Four men pounced on Raja, passengers said, and wrestled some burning material from his hand. One thinks a flight attendant hit Raja with a fire extinguisher. 

The men held Raja while other passengers handed over belts to tie him. One saw a flight attendant bring plastic handcuffs. 

One man pulled back Raja's hair while two French doctors used sedatives from the plane's medical kit to incapacitate him. 

"They injected him with two or three shots," Green said. At least two men stayed with him the rest of the flight. 

Most of the passengers, while scared, didn't realize Raja apparently had explosives in his shoe. They thought he was simply a drunk or drug addict who had gotten out of hand. 

"They asked us to please remain seated," Ensink said. "The way they explained it to me is some guy was drunk and he was trying to light his shoes." 

Some passengers described the remainder of the flight as somewhat tense. Some people laughed at the movie, the comedy Legally Blonde, but a few looked at their fellow passengers wondering if there were accomplices. 

"Some thought this was a terrorist attack," Bessin said. "A lot of others thought it was taken care of, and nothing bad happened, so let's go back to our movie. It was pretty relaxed, actually, at least where I was sitting." 

At Boston, a SWAT team stormed the airplane and took Raja into custody. 

The other passengers initially were left in an unsecure area inside the terminal. 

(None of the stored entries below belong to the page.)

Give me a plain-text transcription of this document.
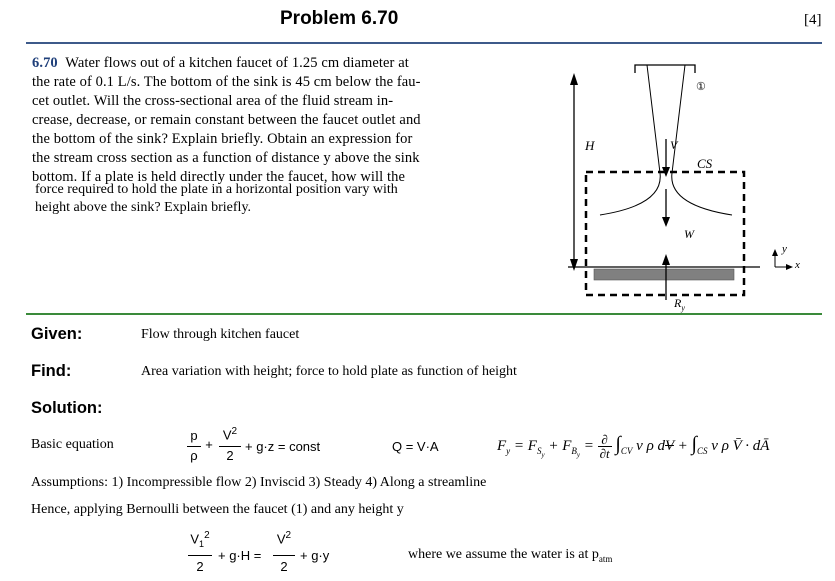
Problem 6.70	[4]
6.70 Water flows out of a kitchen faucet of 1.25 cm diameter at
the rate of 0.1 L/s. The bottom of the sink is 45 cm below the fau-
cet outlet. Will the cross-sectional area of the fluid stream in-
crease, decrease, or remain constant between the faucet outlet and
the bottom of the sink? Explain briefly. Obtain an expression for
the stream cross section as a function of distance y above the sink
bottom. If a plate is held directly under the faucet, how will the
force required to hold the plate in a horizontal position vary with
height above the sink? Explain briefly.
①
H	V
CS
W
$R_y$
y
x
Given:	Flow through kitchen faucet
Find:	Area variation with height; force to hold plate as function of height
Solution:
Basic equation
p
ρ
+
$V^2$
2
+ g·z = const	Q = V·A	$F_y = F_{S_y} + F_{B_y}$ = ∂
∂t $\int_{CV}$ v ρ dV + $\int_{CS}$ v ρ V̄ · dĀ
Assumptions: 1) Incompressible flow 2) Inviscid 3) Steady 4) Along a streamline
Hence, applying Bernoulli between the faucet (1) and any height y
$V_1^2$
2
+ g·H =
$V^2$
2
+ g·y	where we assume the water is at $p_{atm}$
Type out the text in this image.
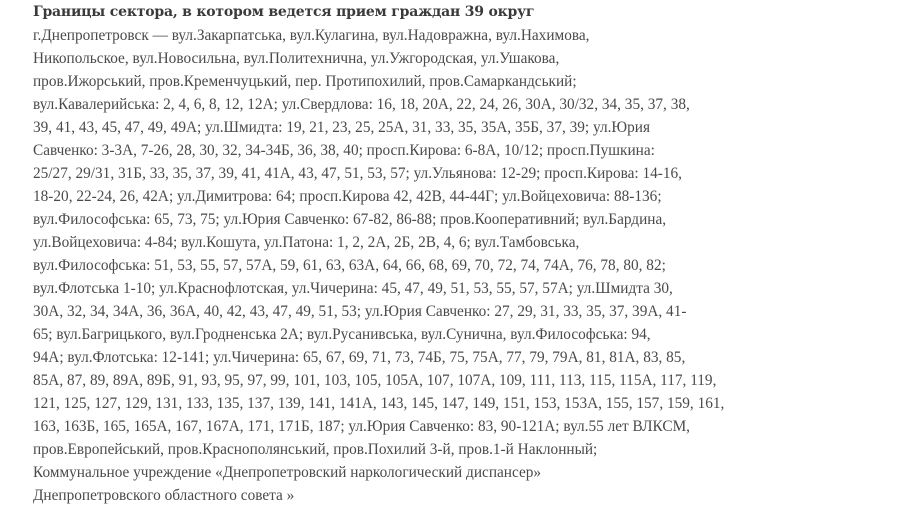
Границы сектора, в котором ведется прием граждан 39 округ
г.Днепропетровск — вул.Закарпатська, вул.Кулагина, вул.Надовражна, вул.Нахимова,
Никопольское, вул.Новосильна, вул.Политехнична, ул.Ужгородская, ул.Ушакова,
пров.Ижорський, пров.Кременчуцький, пер. Протипохилий, пров.Самаркандський;
вул.Кавалерийська: 2, 4, 6, 8, 12, 12А; ул.Свердлова: 16, 18, 20А, 22, 24, 26, 30А, 30/32, 34, 35, 37, 38,
39, 41, 43, 45, 47, 49, 49А; ул.Шмидта: 19, 21, 23, 25, 25А, 31, 33, 35, 35А, 35Б, 37, 39; ул.Юрия
Савченко: 3-3А, 7-26, 28, 30, 32, 34-34Б, 36, 38, 40; просп.Кирова: 6-8А, 10/12; просп.Пушкина:
25/27, 29/31, 31Б, 33, 35, 37, 39, 41, 41А, 43, 47, 51, 53, 57; ул.Ульянова: 12-29; просп.Кирова: 14-16,
18-20, 22-24, 26, 42А; ул.Димитрова: 64; просп.Кирова 42, 42В, 44-44Г; ул.Войцеховича: 88-136;
вул.Философська: 65, 73, 75; ул.Юрия Савченко: 67-82, 86-88; пров.Кооперативний; вул.Бардина,
ул.Войцеховича: 4-84; вул.Кошута, ул.Патона: 1, 2, 2А, 2Б, 2В, 4, 6; вул.Тамбовська,
вул.Философська: 51, 53, 55, 57, 57А, 59, 61, 63, 63А, 64, 66, 68, 69, 70, 72, 74, 74А, 76, 78, 80, 82;
вул.Флотська 1-10; ул.Краснофлотская, ул.Чичерина: 45, 47, 49, 51, 53, 55, 57, 57А; ул.Шмидта 30,
30А, 32, 34, 34А, 36, 36А, 40, 42, 43, 47, 49, 51, 53; ул.Юрия Савченко: 27, 29, 31, 33, 35, 37, 39А, 41-
65; вул.Багрицького, вул.Гродненська 2А; вул.Русанивська, вул.Сунична, вул.Философська: 94,
94А; вул.Флотська: 12-141; ул.Чичерина: 65, 67, 69, 71, 73, 74Б, 75, 75А, 77, 79, 79А, 81, 81А, 83, 85,
85А, 87, 89, 89А, 89Б, 91, 93, 95, 97, 99, 101, 103, 105, 105А, 107, 107А, 109, 111, 113, 115, 115А, 117, 119,
121, 125, 127, 129, 131, 133, 135, 137, 139, 141, 141А, 143, 145, 147, 149, 151, 153, 153А, 155, 157, 159, 161,
163, 163Б, 165, 165А, 167, 167А, 171, 171Б, 187; ул.Юрия Савченко: 83, 90-121А; вул.55 лет ВЛКСМ,
пров.Европейський, пров.Краснополянський, пров.Похилий 3-й, пров.1-й Наклонный;
Коммунальное учреждение «Днепропетровский наркологический диспансер»
Днепропетровского областного совета »
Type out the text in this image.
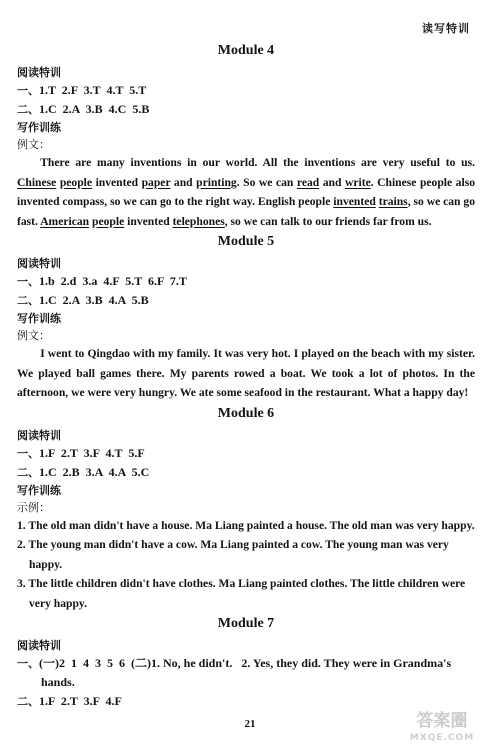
读写特训
Module 4
阅读特训

一、1.T  2.F  3.T  4.T  5.T

二、1.C  2.A  3.B  4.C  5.B

写作训练
例文：

There are many inventions in our world. All the inventions are very useful to us. Chinese people invented paper and printing. So we can read and write. Chinese people also invented compass, so we can go to the right way. English people invented trains, so we can go fast. American people invented telephones, so we can talk to our friends far from us.

Module 5
阅读特训

一、1.b  2.d  3.a  4.F  5.T  6.F  7.T

二、1.C  2.A  3.B  4.A  5.B

写作训练
例文：

I went to Qingdao with my family. It was very hot. I played on the beach with my sister. We played ball games there. My parents rowed a boat. We took a lot of photos. In the afternoon, we were very hungry. We ate some seafood in the restaurant. What a happy day!

Module 6
阅读特训

一、1.F  2.T  3.F  4.T  5.F

二、1.C  2.B  3.A  4.A  5.C

写作训练
示例：

1. The old man didn't have a house. Ma Liang painted a house. The old man was very happy.

2. The young man didn't have a cow. Ma Liang painted a cow. The young man was very happy.

3. The little children didn't have clothes. Ma Liang painted clothes. The little children were very happy.

Module 7
阅读特训

一、(一)2  1  4  3  5  6  (二)1. No, he didn't.   2. Yes, they did. They were in Grandma's hands.

二、1.F  2.T  3.F  4.F

21	答案圈
MXQE.COM
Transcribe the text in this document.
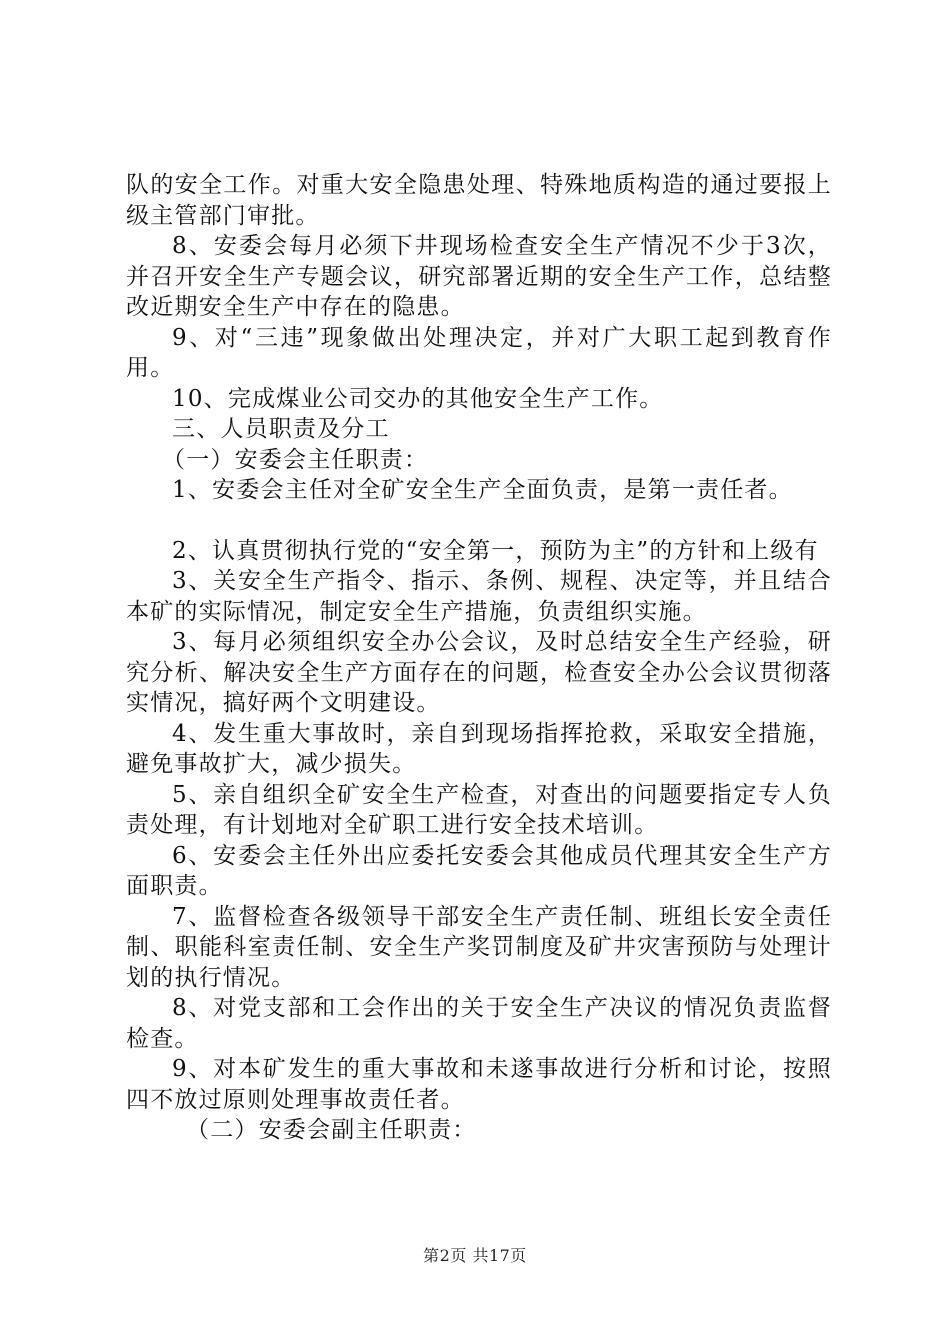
队的安全工作。对重大安全隐患处理、特殊地质构造的通过要报上级主管部门审批。

8、安委会每月必须下井现场检查安全生产情况不少于3次，并召开安全生产专题会议，研究部署近期的安全生产工作，总结整改近期安全生产中存在的隐患。

9、对“三违”现象做出处理决定，并对广大职工起到教育作用。

10、完成煤业公司交办的其他安全生产工作。

三、人员职责及分工

（一）安委会主任职责：

1、安委会主任对全矿安全生产全面负责，是第一责任者。

2、认真贯彻执行党的“安全第一，预防为主”的方针和上级有

3、关安全生产指令、指示、条例、规程、决定等，并且结合本矿的实际情况，制定安全生产措施，负责组织实施。

3、每月必须组织安全办公会议，及时总结安全生产经验，研究分析、解决安全生产方面存在的问题，检查安全办公会议贯彻落实情况，搞好两个文明建设。

4、发生重大事故时，亲自到现场指挥抢救，采取安全措施，避免事故扩大，减少损失。

5、亲自组织全矿安全生产检查，对查出的问题要指定专人负责处理，有计划地对全矿职工进行安全技术培训。

6、安委会主任外出应委托安委会其他成员代理其安全生产方面职责。

7、监督检查各级领导干部安全生产责任制、班组长安全责任制、职能科室责任制、安全生产奖罚制度及矿井灾害预防与处理计划的执行情况。

8、对党支部和工会作出的关于安全生产决议的情况负责监督检查。

9、对本矿发生的重大事故和未遂事故进行分析和讨论，按照四不放过原则处理事故责任者。

（二）安委会副主任职责：

第2页 共17页
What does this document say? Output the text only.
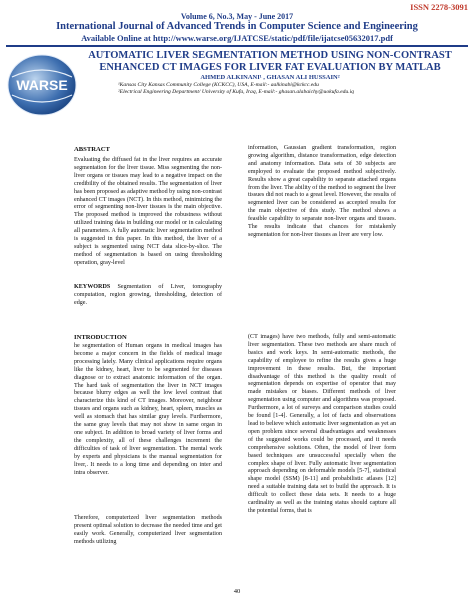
ISSN 2278-3091
Volume 6, No.3, May - June 2017
International Journal of Advanced Trends in Computer Science and Engineering
Available Online at http://www.warse.org/IJATCSE/static/pdf/file/ijatcse05632017.pdf
WARSE
AUTOMATIC LIVER SEGMENTATION METHOD USING NON-CONTRAST ENHANCED CT IMAGES FOR LIVER FAT EVALUATION BY MATLAB
AHMED ALKINANI¹ , GHASAN ALI HUSSAIN²
¹Kansas City Kansas Community College (KCKCC), USA, E-mail:- aalkinabi@kckcc.edu
²Electrical Engineering Department/ University of Kufa, Iraq, E-mail:- ghasan.alabaichy@uokufa.edu.iq
ABSTRACT

Evaluating the diffused fat in the liver requires an accurate segmentation for the liver tissue. Miss segmenting the non-liver organs or tissues may lead to a negative impact on the credibility of the obtained results. The segmentation of liver has been proposed as adaptive method by using non-contrast enhanced CT images (NCT). In this method, minimizing the error of segmenting non-liver tissues is the main objective. The proposed method is improved the robustness without utilized training data in building our model or in calculating all parameters. A fully automatic liver segmentation method is suggested in this paper. In this method, the liver of a subject is segmented using NCT data slice-by-slice. The method of segmentation is based on using thresholding operation, gray-level

KEYWORDS Segmentation of Liver, tomography computation, region growing, thresholding, detection of edge.

information, Gaussian gradient transformation, region growing algorithm, distance transformation, edge detection and anatomy information. Data sets of 30 subjects are employed to evaluate the proposed method subjectively. Results show a great capability to separate attached organs from the liver. The ability of the method to segment the liver tissues did not reach to a great level. However, the results of segmented liver can be considered as accepted results for the main objective of this study. The method shows a feasible capability to separate non-liver organs and tissues. The results indicate that chances for mistakenly segmentation for non-liver tissues as liver are very low.

INTRODUCTION

he segmentation of Human organs in medical images has become a major concern in the fields of medical image processing lately. Many clinical applications require organs like the kidney, heart, liver to be segmented for diseases diagnose or to extract anatomic information of the organ. The hard task of segmentation the liver in NCT images because blurry edges as well the low level contrast that characterize this kind of CT images. Moreover, neighbour tissues and organs such as kidney, heart, spleen, muscles as well as stomach that has similar gray levels. Furthermore, the same gray levels that may not show in same organ in one subject. In addition to broad variety of liver forms and the complexity, all of these challenges increment the difficulties of task of liver segmentation. The mental work by experts and physicians is the manual segmentation for liver,. It needs to a long time and depending on inter and intra observer.

Therefore, computerized liver segmentation methods present optimal solution to decrease the needed time and get easily work. Generally, computerized liver segmentation methods utilizing

(CT images) have two methods, fully and semi-automatic liver segmentation. These two methods are share much of basics and work keys. In semi-automatic methods, the capability of employee to refine the results gives a huge improvement in these results. But, the important disadvantage of this method is the quality result of segmentation depends on expertise of operator that may made mistakes or biases. Different methods of liver segmentation using computer and algorithms was proposed. Furthermore, a lot of surveys and comparison studies could be found [1-4]. Generally, a lot of facts and observations lead to believe which automatic liver segmentation as yet an open problem since several disadvantages and weaknesses of the suggested works could be processed, and it needs comprehensive solutions. Often, the model of liver form based techniques are unsuccessful specially when the complex shape of liver. Fully automatic liver segmentation approach depending on deformable models [5-7], statistical shape model (SSM) [8-11] and probabilistic atlases [12] need a suitable training data set to build the approach. It is difficult to collect these data sets. It needs to a huge cardinality as well as the training status should capture all the potential forms, that is

40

One Frenchman, who identified himself only as Michel, said he and other passengers were able to leave the terminal, walking outside the main entrance where they stood around and smoked until police and security guards took them back inside. 

"If he had an accomplice, he's gone," Michel said. 

Several passengers said they were then kept in a holding area for about six hours without food, water or restrooms. 

In Miami, weary travelers were greeted warmly by friends and relatives, and Ensink said they were grateful for their escape. 

"This will be the best Christmas ever," he said.